Страница 13 из 328
— Вы думаете, что работа в детективном агентстве заставит вас погрязнуть в моральном убожестве, вам нужно взглянуть на нашу контору.
Лью кивнул и принял предложение. Следующий кадр — он штатный сотрудник, каждый раз, когда он заходит в дверь, кто-нибудь обязательно нарочито говорит кому-то другому:
— Отлично, там на улице могли убить человека!
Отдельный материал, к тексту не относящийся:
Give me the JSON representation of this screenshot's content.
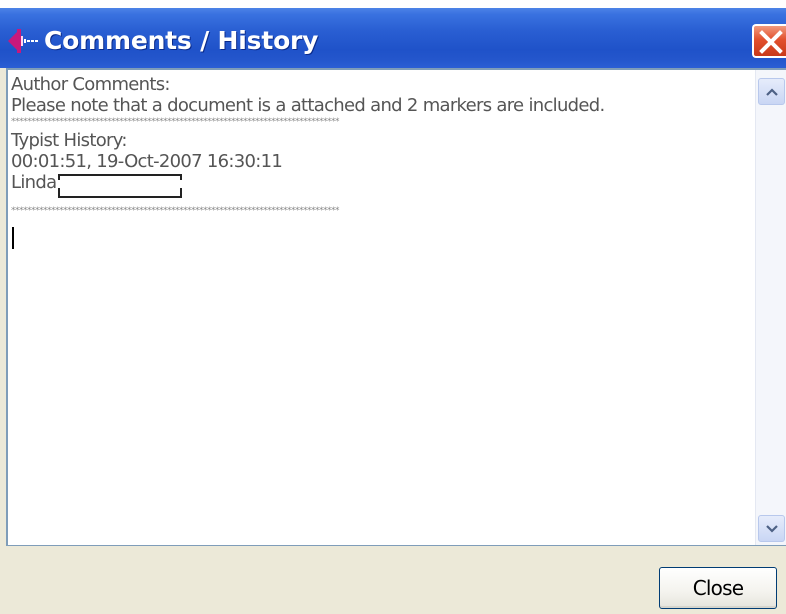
{
  "window": {
    "title": "Comments / History"
  },
  "comments": {
    "author_heading": "Author Comments:",
    "author_text": "Please note that a document is a attached and 2 markers are included.",
    "separator_1": "**********************************************************************************",
    "typist_heading": "Typist History:",
    "typist_entry": "00:01:51, 19-Oct-2007 16:30:11",
    "typist_name": "Linda",
    "separator_2": "**********************************************************************************"
  },
  "footer": {
    "close_label": "Close"
  },
  "icons": {
    "app": "audio-waveform-icon",
    "close": "close-icon",
    "scroll_up": "chevron-up-icon",
    "scroll_down": "chevron-down-icon"
  },
  "colors": {
    "titlebar": "#2456cc",
    "close_x": "#e2502d",
    "app_icon": "#c8187c",
    "text": "#555555",
    "dialog_bg": "#ece9d8"
  }
}
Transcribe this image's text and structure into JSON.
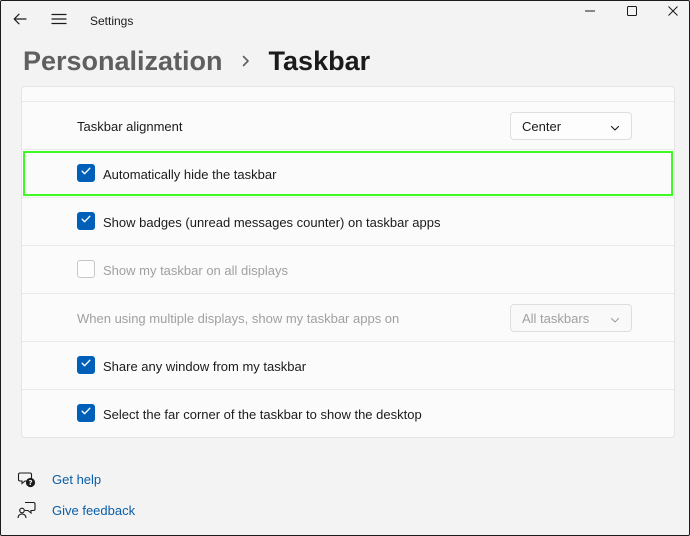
{
  "window": {
    "app_title": "Settings",
    "back_icon": "back-arrow-icon",
    "menu_icon": "hamburger-menu-icon",
    "minimize_icon": "minimize-icon",
    "maximize_icon": "maximize-icon",
    "close_icon": "close-icon"
  },
  "breadcrumb": {
    "parent": "Personalization",
    "separator_icon": "chevron-right-icon",
    "current": "Taskbar"
  },
  "settings": {
    "alignment": {
      "label": "Taskbar alignment",
      "value": "Center"
    },
    "auto_hide": {
      "label": "Automatically hide the taskbar",
      "checked": true
    },
    "badges": {
      "label": "Show badges (unread messages counter) on taskbar apps",
      "checked": true
    },
    "all_displays": {
      "label": "Show my taskbar on all displays",
      "checked": false,
      "disabled": true
    },
    "multi_display": {
      "label": "When using multiple displays, show my taskbar apps on",
      "value": "All taskbars",
      "disabled": true
    },
    "share_window": {
      "label": "Share any window from my taskbar",
      "checked": true
    },
    "far_corner": {
      "label": "Select the far corner of the taskbar to show the desktop",
      "checked": true
    }
  },
  "footer": {
    "help": {
      "label": "Get help",
      "icon": "help-icon"
    },
    "feedback": {
      "label": "Give feedback",
      "icon": "feedback-icon"
    }
  },
  "colors": {
    "accent": "#005fb8",
    "highlight_box": "#3cfa22",
    "link": "#0a5ea8"
  }
}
К тому времени, когда Лью полностью расшифровал эту шутку, он уже понял, что вполне способен не обращать на нее внимания. Его способности работать в офисе и в полевых условиях были не худшими в агентстве, но он знал, что его отличает от остальных сотрудников острая чувствительность к невидимому.
В «Расследованиях Белого города» невидимость считалась сакральным условием, целые чертовы этажи офисного здания выделяли под освоение его искусства и науки — ресурсы для маскировки, которые могли бы превзойти костюмерную любого театра на запад от Гудзона, ряды комодов и зеркал, продолженные длинными тенями, гектары костюмов, леса вешалок для шляп, содержащие целый Музей истории шляпы, бесчисленные шкафы, полные париков, фальшивых бород, клея, пудры, сурьмы и румян, красителей для кожи и волос, регулируемая газовая лампа возле каждого зеркала, с приема в саду коттеджа миллионера в Ньюпорте можно переместиться в салун полуночных трущоб с помощью одного-двух поворотов клапана. Лью нравилось бродить там, примеряя разные аксессуары, словно каждый день Хэллоуин, но спустя некоторое время он понял, что не должен этого делать. Он научился отступать на обочину дня. Мостовая, на которую он отступал, хранила свою богатую непостижимую историю, свои опасности и восторги, свой потенциал неожиданных романов и безвременных похорон, но, когда он находился там, очевидно, никто в «Чикаго» не мог с легкостью вычислить его местопребывание. Не совсем невидимость. Экскурсия.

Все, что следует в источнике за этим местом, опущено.